What constitutes community property is one potential area of contention. Property owned before marriage and inheritance to one spouse are both examples of separate property. Valuating community property is another area where a San Diego divorce lawyer will focus attention. For instance, is the marital home valued at current market value? After the economic downturn, a couple's primary residence is often a liability -- with more owed on an upside down mortgage than the property could bring at sale.

With Schwarzenegger and Shriver, there are more complications -- and more assets -- than in many marriages -- even celebrity marriages. And, with allegations about Arnold's infidelity continuing to surface, he may find an unsympathetic judge on the bench. And, with four children and the majority of the earning power, several media outlets have reported child support and alimony could easily top $100,000 a month.

Typical couples should understand the tax implications of alimony and child support as there may be opportunities to move money in one direction or the other. Alimony is treated as taxable income for the receiver and as a tax deduction for the payer. Child support is tax free for the recipient but not deductible for the payer. One caveat to keep in mind: Courts are much better about helping you collect back child support than they are about assisting with the collections of back spousal support.

In the case of Schwarzenegger and Shriver, their marriage will be seen as long-term under California law, which means she may collect alimony for an indefinite period of time. A short-term marriage is defined as one lasting under 10 years, which is in part why it's not uncommon to see celebrity couples split near the 10-year mark.

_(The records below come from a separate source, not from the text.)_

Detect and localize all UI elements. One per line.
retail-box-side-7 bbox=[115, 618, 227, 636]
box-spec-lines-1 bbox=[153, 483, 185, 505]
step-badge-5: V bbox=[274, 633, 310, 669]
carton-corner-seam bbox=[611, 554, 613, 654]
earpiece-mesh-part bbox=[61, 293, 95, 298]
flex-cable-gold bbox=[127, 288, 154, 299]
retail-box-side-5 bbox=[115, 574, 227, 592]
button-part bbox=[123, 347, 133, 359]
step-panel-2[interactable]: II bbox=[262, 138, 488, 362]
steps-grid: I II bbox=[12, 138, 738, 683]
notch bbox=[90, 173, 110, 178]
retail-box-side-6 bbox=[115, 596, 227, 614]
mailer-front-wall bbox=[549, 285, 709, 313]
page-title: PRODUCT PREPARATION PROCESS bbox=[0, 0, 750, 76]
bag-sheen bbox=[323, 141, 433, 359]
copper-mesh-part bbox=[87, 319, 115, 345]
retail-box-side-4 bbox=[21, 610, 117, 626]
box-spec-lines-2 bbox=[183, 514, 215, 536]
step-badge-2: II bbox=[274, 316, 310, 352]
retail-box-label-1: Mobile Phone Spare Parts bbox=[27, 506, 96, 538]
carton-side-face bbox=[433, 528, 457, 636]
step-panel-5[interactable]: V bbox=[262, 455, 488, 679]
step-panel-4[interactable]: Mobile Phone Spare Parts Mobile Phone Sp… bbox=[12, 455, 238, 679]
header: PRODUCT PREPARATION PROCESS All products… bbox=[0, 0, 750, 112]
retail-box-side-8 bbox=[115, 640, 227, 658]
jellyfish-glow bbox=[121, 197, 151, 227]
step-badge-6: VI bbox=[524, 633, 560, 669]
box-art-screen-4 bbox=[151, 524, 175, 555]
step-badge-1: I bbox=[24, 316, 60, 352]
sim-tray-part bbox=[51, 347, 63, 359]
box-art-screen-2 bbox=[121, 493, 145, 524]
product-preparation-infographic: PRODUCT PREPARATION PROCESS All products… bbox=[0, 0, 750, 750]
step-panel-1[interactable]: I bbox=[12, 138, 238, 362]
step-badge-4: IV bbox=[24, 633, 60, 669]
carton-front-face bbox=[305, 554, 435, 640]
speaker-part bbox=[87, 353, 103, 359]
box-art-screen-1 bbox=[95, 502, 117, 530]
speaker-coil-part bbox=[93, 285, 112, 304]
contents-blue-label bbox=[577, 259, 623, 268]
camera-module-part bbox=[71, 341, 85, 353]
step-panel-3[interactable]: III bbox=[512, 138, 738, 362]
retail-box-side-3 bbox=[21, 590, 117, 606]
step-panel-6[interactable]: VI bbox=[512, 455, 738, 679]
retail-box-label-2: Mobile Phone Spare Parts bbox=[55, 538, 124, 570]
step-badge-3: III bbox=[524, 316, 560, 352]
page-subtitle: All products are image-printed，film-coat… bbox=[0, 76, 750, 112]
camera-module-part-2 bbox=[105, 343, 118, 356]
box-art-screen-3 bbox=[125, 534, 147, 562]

Other factors worth considering in this split is Arnold's future income from motion pictures -- particularly sequels to movies made during the marriage. The New York Post reported last year that Diandra Douglas -- the ex-wife of Michael Douglas -- moved to collect on his payday for the making of "Wall Street 2," claiming her divorce agreement entitled her to a portion of the proceeds.

For most couples, similar concerns often involve retirement accounts or the earning power of an advanced degree -- such as a medical degree or law degree -- earned during the marriage.